Well, friend, there are no simple answers for what happened on that campus. Certainly not from this studio. After all, God has led us to minister from right here in Simi Valley, California, which, you might recall, is the home of the FIRST Rodney King verdict, where two subcultures clashed so violently, the city of Los Angeles was virtually paralyzed by three days of race riots. But I can only say again: the Lord God of heaven has a plan, and His enemy, Satan, also has a plan. And what we saw in Littleton, and here in Simi Valley, and all around the world here in 1999, is the fruitage of Satan's plan. To divide people. To breed resentment and hatred and a thirst for payback.

It was the same in the Bible. There were Israelites and Philistines. Jews and Gentiles. God's chosen people and the rejects on the other side of the fence. And virtually everyone walked around mad during every waking hour. Even Jesus' twelve closest followers were a persecuted, self-pitying group hungry for revenge against Rome. That was their common theme; if they'd had a web site, you can believe that killer statements would have been a regular theme with Peter, James, and John.

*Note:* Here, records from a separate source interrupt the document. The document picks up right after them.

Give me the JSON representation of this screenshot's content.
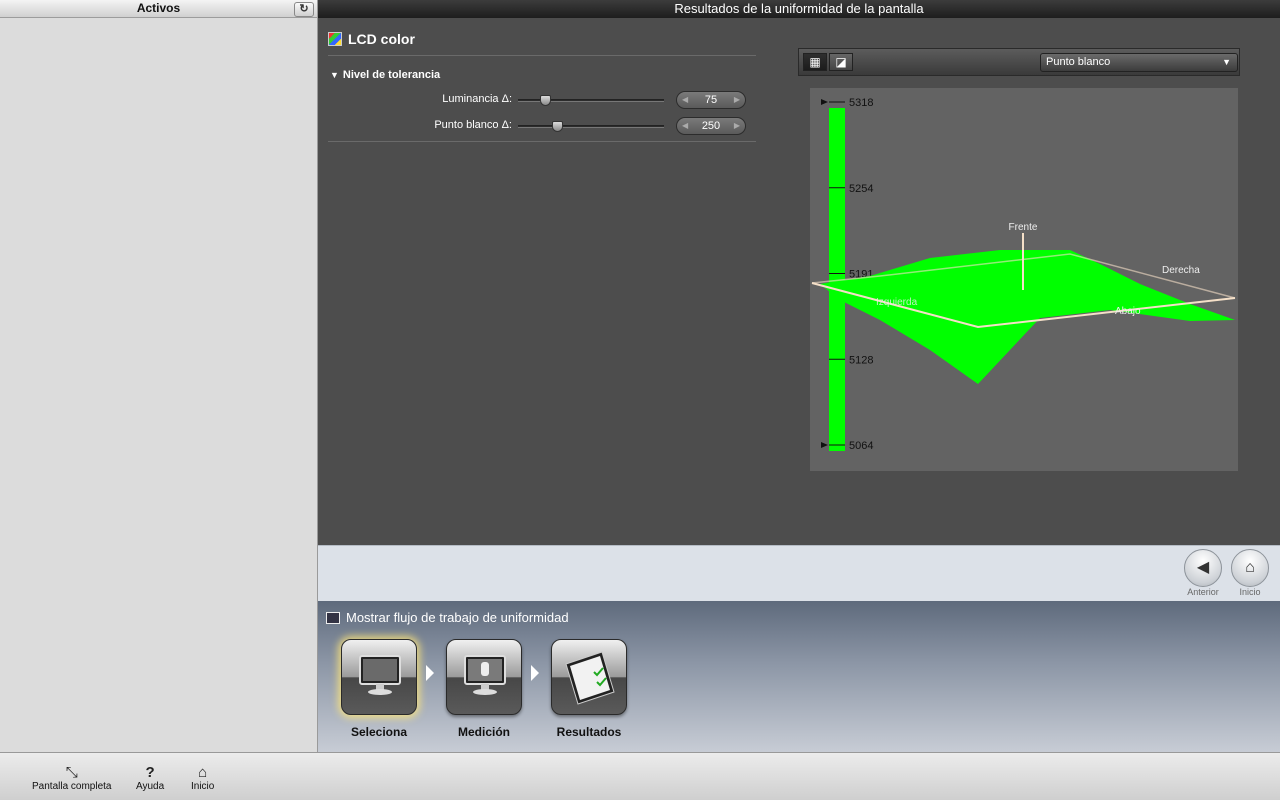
{
  "sidebar": {
    "title": "Activos",
    "refresh_icon": "refresh-icon"
  },
  "titlebar": {
    "title": "Resultados de la uniformidad de la pantalla"
  },
  "device": {
    "name": "LCD color"
  },
  "tolerance": {
    "header": "Nivel de tolerancia",
    "luminance": {
      "label": "Luminancia  Δ:",
      "value": "75",
      "slider_fraction": 0.19
    },
    "whitepoint": {
      "label": "Punto blanco  Δ:",
      "value": "250",
      "slider_fraction": 0.27
    }
  },
  "chart_toolbar": {
    "dropdown_value": "Punto blanco",
    "view_buttons": [
      "grid-view-icon",
      "surface-view-icon"
    ]
  },
  "chart_data": {
    "type": "surface-3d",
    "scale_labels": [
      "5318",
      "5254",
      "5191",
      "5128",
      "5064"
    ],
    "ylim": [
      5064,
      5318
    ],
    "axis_labels": {
      "front": "Frente",
      "right": "Derecha",
      "left": "Izquierda",
      "bottom": "Abajo"
    },
    "colors": {
      "surface": "#00ff00",
      "plane": "#f5e0c8"
    }
  },
  "nav": {
    "back_label": "Anterior",
    "home_label": "Inicio"
  },
  "workflow": {
    "title": "Mostrar flujo de trabajo de uniformidad",
    "steps": [
      {
        "label": "Seleciona",
        "icon": "monitor-select-icon",
        "active": true
      },
      {
        "label": "Medición",
        "icon": "monitor-measure-icon",
        "active": false
      },
      {
        "label": "Resultados",
        "icon": "clipboard-results-icon",
        "active": false
      }
    ]
  },
  "bottombar": {
    "fullscreen_label": "Pantalla completa",
    "help_label": "Ayuda",
    "home_label": "Inicio"
  }
}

Even in our continuing grief over this recent tragedy, though, we can look up to and celebrate what the Apostle Paul invites us to embrace. Notice; this is from Ephesians two:

"But now in Christ Jesus you who once were FAR AWAY have been brought NEAR through the blood of Christ. For He Himself is our peace, who has made the TWO . . . ONE . . . and has DESTROYED the barrier, the dividing WALL of hostility."

I'm sure you noticed with me the immediate reaction to what happened on Tuesday afternoon in Littleton. Where did people go that evening and in the days to follow? They went to church. Parents of white students and black. Brothers and sisters of jocks and geeks and skateboarders and Goths. Catholics praying in Protestant churches and vice versa. At the altar of Jesus, there were no barriers. All were one in their time of need, one as grieving children of the also grieving heavenly Father.

In Galatians chapter three we find a bit more even.

"You are ALL sons [and daughters] of God," Paul writes, "through faith in Christ Jesus, for all of you who were baptized into Christ have clothed yourselves with Christ. There is neither Jew nor Greek, slave nor free, male nor female, for you are all ONE in Christ Jesus."

Now friend, I don't deny that demographics exist. The labels are there, even in the church hierarchy. I don't happen to fit the label of a jock, or a Goth. Geek, maybe, though I'm a bit old for that. But I'm a rather Caucasian sort of male, with a bit of college education, married, semi-retired, a happy Protestant Christian of the Seventh-day Adventist persuasion. These labels are fine; I accept them. High school students have them too; that's reality. And sometimes they dress the part in a hopefully harmless and inventive way. But what a tragedy, and what a departure from God's plan, when our CATEGORIES divide us and destroy us. What a ruining of heaven's blueprint when our IDENTITY comes from the long coat we wear, the menu on our Web site, instead of the fact that we are God's children, and Christ's brother and sister, and valued parts of the body of Christ. They were redeemed children of the King; if Dylan Klebold and Eric Harris could have only known that their value, their eternal priceless worth, came from THAT.